The Bitcoin network recently experienced its first quarterly hashrate drop since 2020, with a 4% decrease in computational power in the first quarter of 2026. This decline is significant considering Bitcoin has seen double-digit hashrate growth in the first quarter since 2020. The drop is attributed to recent global developments, particularly the Iran-U.S. conflict and the subsequent closure of the Strait of Hormuz, a crucial passageway for oil tankers worldwide. As a result, the price of oil has spiked, exceeding $100 per barrel, up 49% month over month, leading to higher electricity prices worldwide.

Despite approximately half of Bitcoin mining using renewable energy sources, the increase in power prices has impacted miners significantly. With the cost of producing one Bitcoin estimated at around $88,000 while the value of one Bitcoin is approximately $66,700, miners are facing a loss of $19,000 per Bitcoin mined. This financial challenge has caused many data centers to shift from hosting Bitcoin miners to hosting AI applications due to the unprofitability of mining under current conditions.

As miners exit the Bitcoin ecosystem, mining difficulty automatically adjusts downward, making mining easier and potentially attracting miners back into the system. However, the downward spiral effect caused by selling Bitcoins during market downturns can further drive prices down until the next upswing. To adapt to the changing landscape, mining operators are transitioning to hosting AI applications instead. This shift is strategic as specialized mining hardware, such as ASICs dedicated to Bitcoin mining, cannot perform AI training or inference tasks effectively.

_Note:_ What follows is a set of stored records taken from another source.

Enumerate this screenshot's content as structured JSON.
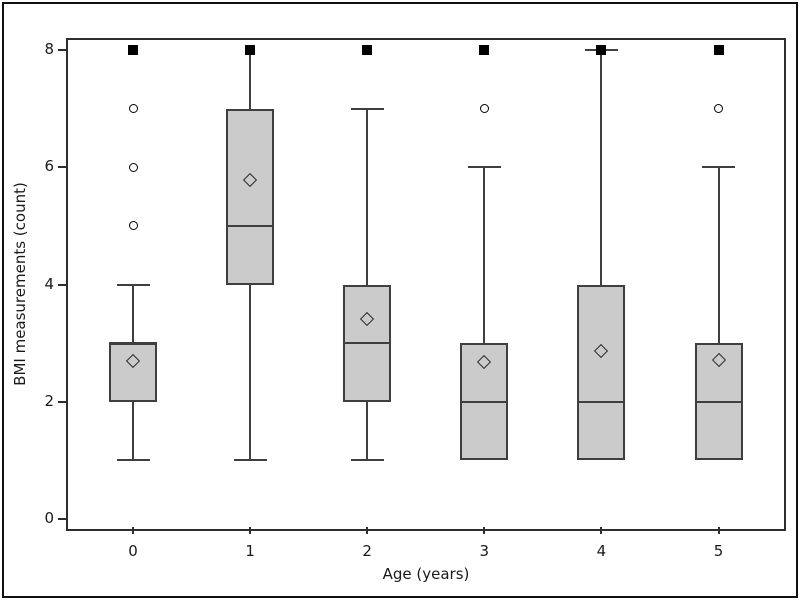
{
  "chart_data": {
    "type": "boxplot",
    "title": "",
    "xlabel": "Age (years)",
    "ylabel": "BMI measurements (count)",
    "categories": [
      "0",
      "1",
      "2",
      "3",
      "4",
      "5"
    ],
    "y_ticks": [
      "0",
      "2",
      "4",
      "6",
      "8"
    ],
    "ylim": [
      0,
      8
    ],
    "grid": false,
    "legend": false,
    "groups": [
      {
        "category": "0",
        "whisker_low": 1,
        "q1": 2,
        "median": 3,
        "q3": 3,
        "whisker_high": 4,
        "mean": 2.7,
        "outliers_circle": [
          5,
          6,
          7
        ],
        "extreme_square": 8,
        "cap_low": true,
        "cap_high": true
      },
      {
        "category": "1",
        "whisker_low": 1,
        "q1": 4,
        "median": 5,
        "q3": 7,
        "whisker_high": 8,
        "mean": 5.78,
        "outliers_circle": [],
        "extreme_square": 8,
        "cap_low": true,
        "cap_high": false
      },
      {
        "category": "2",
        "whisker_low": 1,
        "q1": 2,
        "median": 3,
        "q3": 4,
        "whisker_high": 7,
        "mean": 3.42,
        "outliers_circle": [],
        "extreme_square": 8,
        "cap_low": true,
        "cap_high": true
      },
      {
        "category": "3",
        "whisker_low": 1,
        "q1": 1,
        "median": 2,
        "q3": 3,
        "whisker_high": 6,
        "mean": 2.67,
        "outliers_circle": [
          7
        ],
        "extreme_square": 8,
        "cap_low": false,
        "cap_high": true
      },
      {
        "category": "4",
        "whisker_low": 1,
        "q1": 1,
        "median": 2,
        "q3": 4,
        "whisker_high": 8,
        "mean": 2.87,
        "outliers_circle": [],
        "extreme_square": 8,
        "cap_low": false,
        "cap_high": true
      },
      {
        "category": "5",
        "whisker_low": 1,
        "q1": 1,
        "median": 2,
        "q3": 3,
        "whisker_high": 6,
        "mean": 2.72,
        "outliers_circle": [
          7
        ],
        "extreme_square": 8,
        "cap_low": false,
        "cap_high": true
      }
    ],
    "marker_semantics": {
      "open_diamond": "group mean",
      "open_circle": "outlier value",
      "filled_square": "extreme value at 8"
    },
    "colors": {
      "box_fill": "#cbcbcb",
      "box_border": "#3f3f3f",
      "whisker": "#3f3f3f",
      "median": "#3f3f3f",
      "mean_marker_stroke": "#2b2b2b",
      "outlier_stroke": "#000000",
      "extreme_fill": "#000000",
      "axis": "#2e2e2e",
      "outer_border": "#101010",
      "text": "#1a1a1a",
      "background": "#ffffff"
    }
  }
}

Furthermore, the logistics of running an AI data center are more complex than the hardware itself. Data centers require large amounts of stable power, secure grid connections, and substantial water usage, which can lead to lengthy approval processes and environmental impact studies. In contrast, hosting AI applications allows data centers to rapidly adapt to the evolving needs of the AI industry while leveraging existing infrastructure to accommodate GPU-intensive workloads. This approach benefits both data center operators and AI tenants seeking efficient and sustainable hosting solutions.

Overall, the recent decline in Bitcoin hashrate underscores the cryptocurrency industry’s resilience and adaptability in response to global challenges and market fluctuations. By embracing emerging technologies like AI and optimizing infrastructure utilization, mining operators can navigate uncertain market conditions while driving innovation in the digital economy. The shift towards hosting AI applications represents a strategic pivot that aligns with the industry’s evolving needs and positions data centers for long-term success in a dynamic and competitive market landscape.